Log messages like these will be seen. (Note, look for multiple DIE_DIMM numbers)
0/RP1/ADMIN0:Apr 15 02:20:41.250 : envmon[4104]: %PKT_INFRA-FM-4-FAULT_MINOR : ALARM_MINOR :sensor in a failure state :DECLARE :0/RP1: DIE_DIMM2 has raised an alarm for device error
0/RP1/ADMIN0:Apr 15 02:12:20.966 : envmon[4104]: %PKT_INFRA-FM-4-FAULT_MINOR : ALARM_MINOR :sensor in a failure state :DECLARE :0/RP1: DIE_DIMM3 has raised an alarm for device error
0/RP1/ADMIN0:Apr 15 02:20:41.250 : envmon[4104]: %PKT_INFRA-FM-3-FAULT_MAJOR : ALARM_MAJOR :sensor in a failure state :DECLARE :0/RP1: multiple sensor faults
Conditions
root cause:
Canbus poll each sensor 10 sec interval.
So, canbus send same CB_DATA_DIMM_PCH_TEMP_GET for all sensor and update DB for all 5 whenever read for any.
When reply comes, we loop based on id, here id is same for all 5 sensors, so value get applied everytime you read for any sensor.
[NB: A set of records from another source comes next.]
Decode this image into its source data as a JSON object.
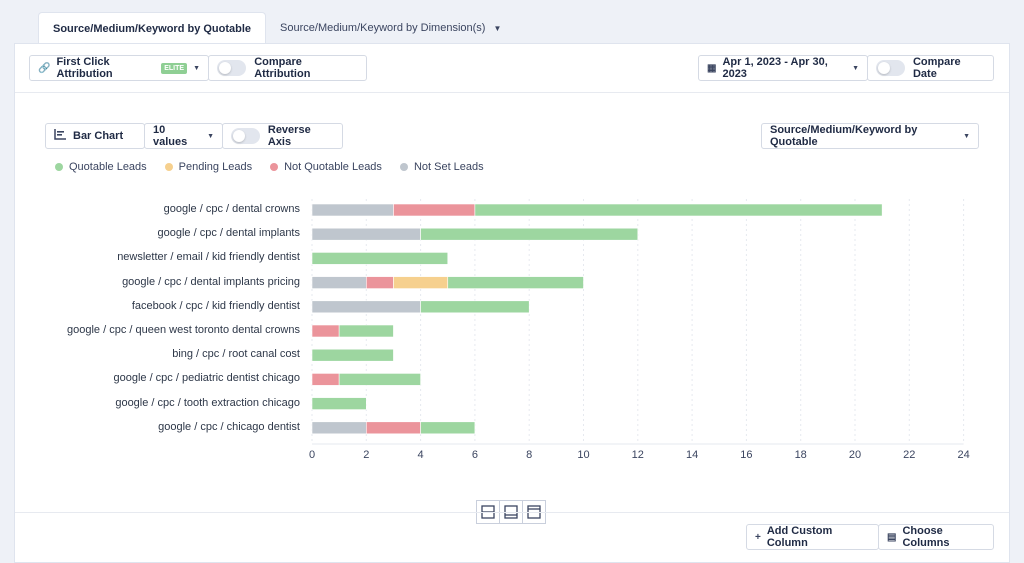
{
  "tabs": [
    {
      "label": "Source/Medium/Keyword by Quotable"
    },
    {
      "label": "Source/Medium/Keyword by Dimension(s)"
    }
  ],
  "toolbar": {
    "attribution_label": "First Click Attribution",
    "attribution_badge": "ELITE",
    "compare_attribution_label": "Compare Attribution",
    "date_range": "Apr 1, 2023 - Apr 30, 2023",
    "compare_date_label": "Compare Date"
  },
  "chart_controls": {
    "chart_type": "Bar Chart",
    "values_count": "10 values",
    "reverse_axis_label": "Reverse Axis",
    "dimension_select": "Source/Medium/Keyword by Quotable"
  },
  "footer": {
    "add_custom_column": "Add Custom Column",
    "choose_columns": "Choose Columns"
  },
  "colors": {
    "quotable": "#9dd6a0",
    "pending": "#f6d08e",
    "not_quotable": "#eb949b",
    "not_set": "#bfc6ce"
  },
  "chart_data": {
    "type": "bar",
    "orientation": "horizontal",
    "stacked": true,
    "title": "",
    "xlabel": "",
    "ylabel": "",
    "xlim": [
      0,
      24
    ],
    "xticks": [
      0,
      2,
      4,
      6,
      8,
      10,
      12,
      14,
      16,
      18,
      20,
      22,
      24
    ],
    "grid": true,
    "legend_position": "top-left",
    "categories": [
      "google / cpc / dental crowns",
      "google / cpc / dental implants",
      "newsletter / email / kid friendly dentist",
      "google / cpc / dental implants pricing",
      "facebook / cpc / kid friendly dentist",
      "google / cpc / queen west toronto dental crowns",
      "bing / cpc / root canal cost",
      "google / cpc / pediatric dentist chicago",
      "google / cpc / tooth extraction chicago",
      "google / cpc / chicago dentist"
    ],
    "series": [
      {
        "name": "Not Set Leads",
        "key": "not_set",
        "values": [
          3,
          4,
          0,
          2,
          4,
          0,
          0,
          0,
          0,
          2
        ]
      },
      {
        "name": "Not Quotable Leads",
        "key": "not_quotable",
        "values": [
          3,
          0,
          0,
          1,
          0,
          1,
          0,
          1,
          0,
          2
        ]
      },
      {
        "name": "Pending Leads",
        "key": "pending",
        "values": [
          0,
          0,
          0,
          2,
          0,
          0,
          0,
          0,
          0,
          0
        ]
      },
      {
        "name": "Quotable Leads",
        "key": "quotable",
        "values": [
          15,
          8,
          5,
          5,
          4,
          2,
          3,
          3,
          2,
          2
        ]
      }
    ],
    "legend": [
      "Quotable Leads",
      "Pending Leads",
      "Not Quotable Leads",
      "Not Set Leads"
    ]
  }
}
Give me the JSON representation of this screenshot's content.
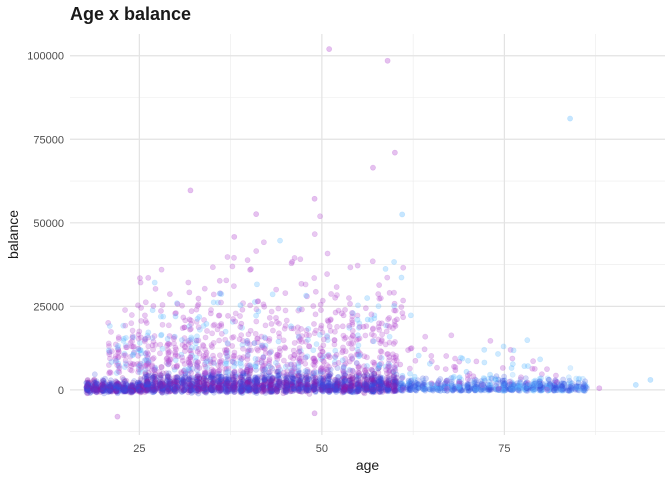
{
  "chart_data": {
    "type": "scatter",
    "title": "Age x balance",
    "xlabel": "age",
    "ylabel": "balance",
    "xlim": [
      15.5,
      97
    ],
    "ylim": [
      -13500,
      106500
    ],
    "x_ticks": [
      25,
      50,
      75
    ],
    "x_tick_labels": [
      "25",
      "50",
      "75"
    ],
    "y_ticks": [
      0,
      25000,
      50000,
      75000,
      100000
    ],
    "y_tick_labels": [
      "0",
      "25000",
      "50000",
      "75000",
      "100000"
    ],
    "grid": true,
    "legend": "none",
    "colors": {
      "series_a": "#b44dd1",
      "series_b": "#5cb8ff",
      "dense_blue": "#3a4fe0",
      "dense_purple": "#8a1fb0",
      "grid": "#ebebeb"
    },
    "notable_points": [
      {
        "x": 51,
        "y": 102000
      },
      {
        "x": 59,
        "y": 98500
      },
      {
        "x": 84,
        "y": 81200
      },
      {
        "x": 60,
        "y": 71000
      },
      {
        "x": 57,
        "y": 66500
      },
      {
        "x": 32,
        "y": 59700
      },
      {
        "x": 61,
        "y": 52500
      },
      {
        "x": 38,
        "y": 45800
      },
      {
        "x": 49,
        "y": 57200
      },
      {
        "x": 41,
        "y": 52600
      },
      {
        "x": 93,
        "y": 1500
      },
      {
        "x": 95,
        "y": 3000
      },
      {
        "x": 88,
        "y": 500
      },
      {
        "x": 22,
        "y": -8000
      },
      {
        "x": 49,
        "y": -7000
      }
    ]
  }
}
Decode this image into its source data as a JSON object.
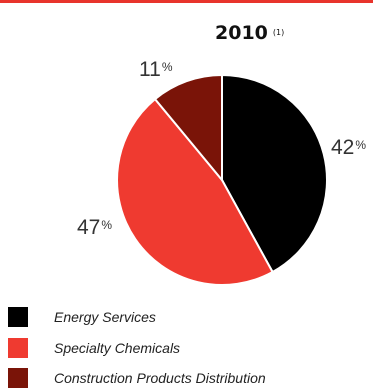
{
  "chart_data": {
    "type": "pie",
    "title": "2010",
    "title_note": "(1)",
    "slices": [
      {
        "label": "Energy Services",
        "value": 42,
        "color": "#000000"
      },
      {
        "label": "Specialty Chemicals",
        "value": 47,
        "color": "#ef3a30"
      },
      {
        "label": "Construction Products Distribution",
        "value": 11,
        "color": "#7a1408"
      }
    ],
    "value_suffix": "%"
  }
}
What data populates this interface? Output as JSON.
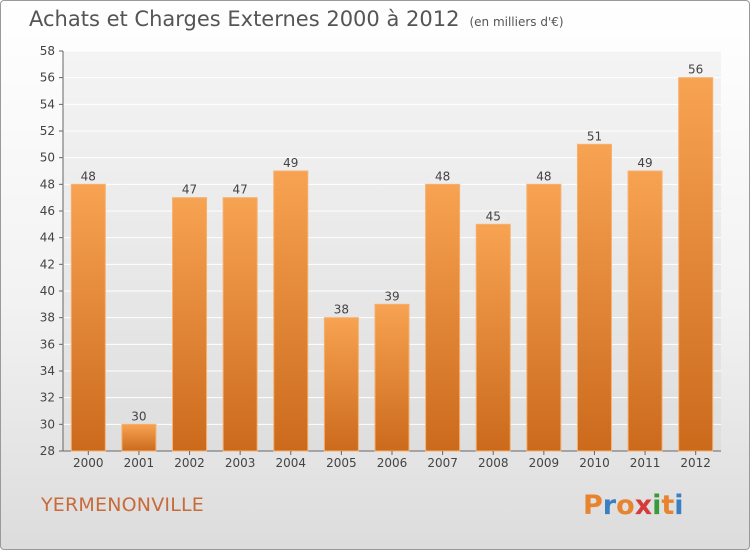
{
  "chart_data": {
    "type": "bar",
    "title": "Achats et Charges Externes 2000 à 2012",
    "unit_label": "(en milliers d'€)",
    "categories": [
      "2000",
      "2001",
      "2002",
      "2003",
      "2004",
      "2005",
      "2006",
      "2007",
      "2008",
      "2009",
      "2010",
      "2011",
      "2012"
    ],
    "values": [
      48,
      30,
      47,
      47,
      49,
      38,
      39,
      48,
      45,
      48,
      51,
      49,
      56
    ],
    "ylim": [
      28,
      58
    ],
    "yticks": [
      28,
      30,
      32,
      34,
      36,
      38,
      40,
      42,
      44,
      46,
      48,
      50,
      52,
      54,
      56,
      58
    ],
    "grid": true,
    "bar_color": "#e8832f"
  },
  "footer": {
    "commune": "YERMENONVILLE",
    "logo": [
      "P",
      "r",
      "o",
      "x",
      "i",
      "t",
      "i"
    ],
    "logo_colors": [
      "#e8832f",
      "#3a7fc1",
      "#e8832f",
      "#d63a3a",
      "#3a9a3a",
      "#e8832f",
      "#3a7fc1"
    ]
  }
}
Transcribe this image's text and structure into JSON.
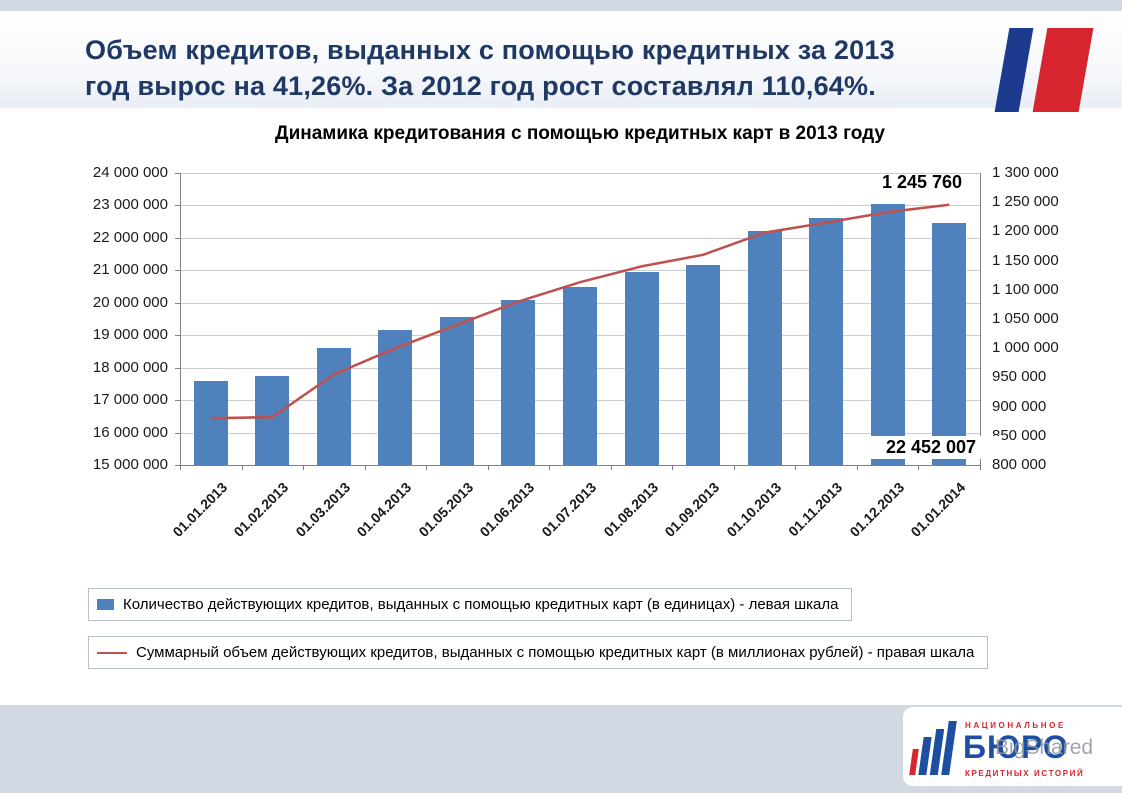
{
  "header": {
    "title": "Объем кредитов, выданных с помощью кредитных за 2013\nгод вырос на 41,26%. За 2012 год рост составлял 110,64%."
  },
  "chart_data": {
    "type": "bar",
    "subtype": "combo-bar-line",
    "title": "Динамика кредитования с помощью кредитных карт в 2013 году",
    "categories": [
      "01.01.2013",
      "01.02.2013",
      "01.03.2013",
      "01.04.2013",
      "01.05.2013",
      "01.06.2013",
      "01.07.2013",
      "01.08.2013",
      "01.09.2013",
      "01.10.2013",
      "01.11.2013",
      "01.12.2013",
      "01.01.2014"
    ],
    "series": [
      {
        "name": "Количество действующих кредитов, выданных с помощью кредитных карт (в единицах) - левая шкала",
        "type": "bar",
        "axis": "left",
        "color": "#4f81bd",
        "values": [
          17600000,
          17750000,
          18600000,
          19150000,
          19550000,
          20100000,
          20500000,
          20950000,
          21150000,
          22200000,
          22600000,
          23050000,
          22452007
        ]
      },
      {
        "name": "Суммарный объем действующих кредитов, выданных с помощью кредитных карт (в миллионах рублей) - правая шкала",
        "type": "line",
        "axis": "right",
        "color": "#c0504d",
        "values": [
          880000,
          882000,
          955000,
          1000000,
          1040000,
          1080000,
          1113000,
          1140000,
          1160000,
          1198000,
          1215000,
          1233000,
          1245760
        ]
      }
    ],
    "left_axis": {
      "min": 15000000,
      "max": 24000000,
      "step": 1000000,
      "tick_labels": [
        "24 000 000",
        "23 000 000",
        "22 000 000",
        "21 000 000",
        "20 000 000",
        "19 000 000",
        "18 000 000",
        "17 000 000",
        "16 000 000",
        "15 000 000"
      ]
    },
    "right_axis": {
      "min": 800000,
      "max": 1300000,
      "step": 50000,
      "tick_labels": [
        "1 300 000",
        "1 250 000",
        "1 200 000",
        "1 150 000",
        "1 100 000",
        "1 050 000",
        "1 000 000",
        "950 000",
        "900 000",
        "850 000",
        "800 000"
      ]
    },
    "annotations": [
      {
        "text": "1 245 760"
      },
      {
        "text": "22 452 007"
      }
    ],
    "grid": true,
    "legend_position": "bottom"
  },
  "footer_logo": {
    "top_text": "НАЦИОНАЛЬНОЕ",
    "main_text": "БЮРО",
    "bottom_text": "КРЕДИТНЫХ ИСТОРИЙ",
    "watermark": "BigShared"
  },
  "colors": {
    "header_text": "#1f3864",
    "flag_blue": "#1c3b8e",
    "flag_red": "#d6252e",
    "logo_blue": "#1d4fa1",
    "logo_red": "#d6252e",
    "page_bg": "#d3d9e2"
  }
}
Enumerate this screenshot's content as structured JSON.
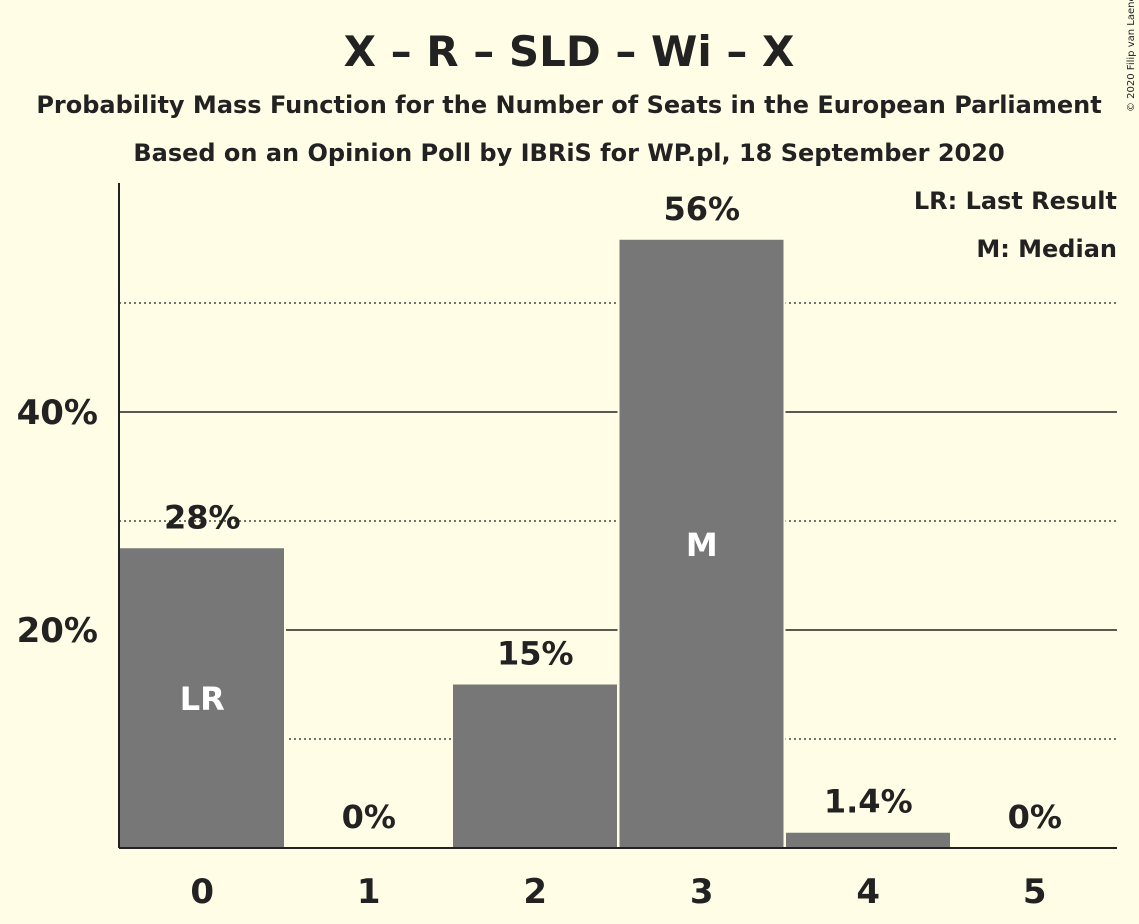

We have a fault counter max 10 times per sensor, because of this within 2 read raising fault instead of 10 read.
fix:
so, we won't read for all, read for one and apply to others.
canbus_driver is using the same message id to read PCH, DIMM sensor's.
we don't want to send request for each sensor. will request only one sensor and re-use it for the other sensor.
so, we won't read for all, read for one and apply to others.